Bima terdiam. Jawaban itu masih belum keluar dari mulutnya, dan Nadira tidak yakin apakah ia siap mendengarnya.
Bab 3: Kembali ke Kota
Pagi itu, Nadira menatap keluar jendela ruang kerjanya di sekolah. Ia baru saja tiba dan sedang bersiap untuk hari yang sibuk. Namun, pikirannya masih tertinggal di acara reuni tadi malam. Pertemuan dengan Bima terus mengusik hatinya. Kata-kata terakhir yang diucapkan Bima—tentang perasaan yang tidak pernah benar-benar hilang—menggema dalam pikirannya seperti nada yang tak kunjung selesai.
“Bu Nadira, sudah siap untuk rapat?” Fikri muncul di depan pintu, membuyarkan lamunannya. Fikri adalah rekan kerja yang selalu terlihat tenang, meskipun ia terkenal sebagai guru yang paling tegas di sekolah.
“Oh, ya. Saya datang sebentar lagi,” jawab Nadira cepat. Ia mengalihkan pandangannya dari jendela dan mengumpulkan berkas-berkasnya.
Fikri memperhatikan Nadira dengan saksama, seperti bisa membaca ada sesuatu yang mengganggunya. “Kamu baik-baik saja? Kelihatannya agak lelah.”
Nadira menggeleng pelan dan tersenyum. “Hanya sedikit kurang tidur. Banyak yang dipikirkan.”
Fikri tidak mendesak, tapi matanya mengatakan bahwa ia tahu lebih banyak daripada yang ia ungkapkan. Nadira menghargai itu. Fikri selalu tahu kapan harus memberi ruang.

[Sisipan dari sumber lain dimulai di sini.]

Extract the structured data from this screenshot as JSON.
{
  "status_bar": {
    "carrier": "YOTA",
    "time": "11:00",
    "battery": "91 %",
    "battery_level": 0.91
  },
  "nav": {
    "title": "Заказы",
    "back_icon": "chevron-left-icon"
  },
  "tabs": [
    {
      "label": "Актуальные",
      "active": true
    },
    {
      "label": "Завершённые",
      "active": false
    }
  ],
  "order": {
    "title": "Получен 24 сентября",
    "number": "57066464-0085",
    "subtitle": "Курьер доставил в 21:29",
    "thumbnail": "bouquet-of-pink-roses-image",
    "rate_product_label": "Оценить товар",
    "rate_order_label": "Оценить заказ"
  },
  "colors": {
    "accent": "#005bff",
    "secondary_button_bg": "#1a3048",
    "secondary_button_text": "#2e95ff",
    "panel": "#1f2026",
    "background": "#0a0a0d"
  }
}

Rapat berlangsung biasa saja, tetapi Nadira merasa pikirannya terus melayang. Setelah rapat selesai, ia kembali ke ruangannya, berharap bisa mendapatkan waktu sejenak untuk menenangkan diri. Namun, langkah kakinya terhenti ketika ia melihat seseorang berdiri di dekat pintu ruang guru.
Bima.
Ia mengenakan kemeja biru muda dan celana panjang gelap. Penampilannya sama santainya seperti saat reuni, tetapi kehadirannya di sini terasa jauh lebih personal. Nadira tidak pernah membayangkan akan melihatnya lagi secepat ini.
“Nadira,” panggil Bima, tersenyum.
“Kenapa kamu di sini?” Nadira berusaha terdengar biasa saja, tetapi suaranya sedikit bergetar.
“Aku baru tahu dari Rani kalau kamu mengajar di sini. Kebetulan aku sedang ada proyek kerja sama antara perusahaan tempatku bekerja dengan sekolah ini,” jelas Bima. “Aku tidak menyangka akan bertemu lagi secepat ini.”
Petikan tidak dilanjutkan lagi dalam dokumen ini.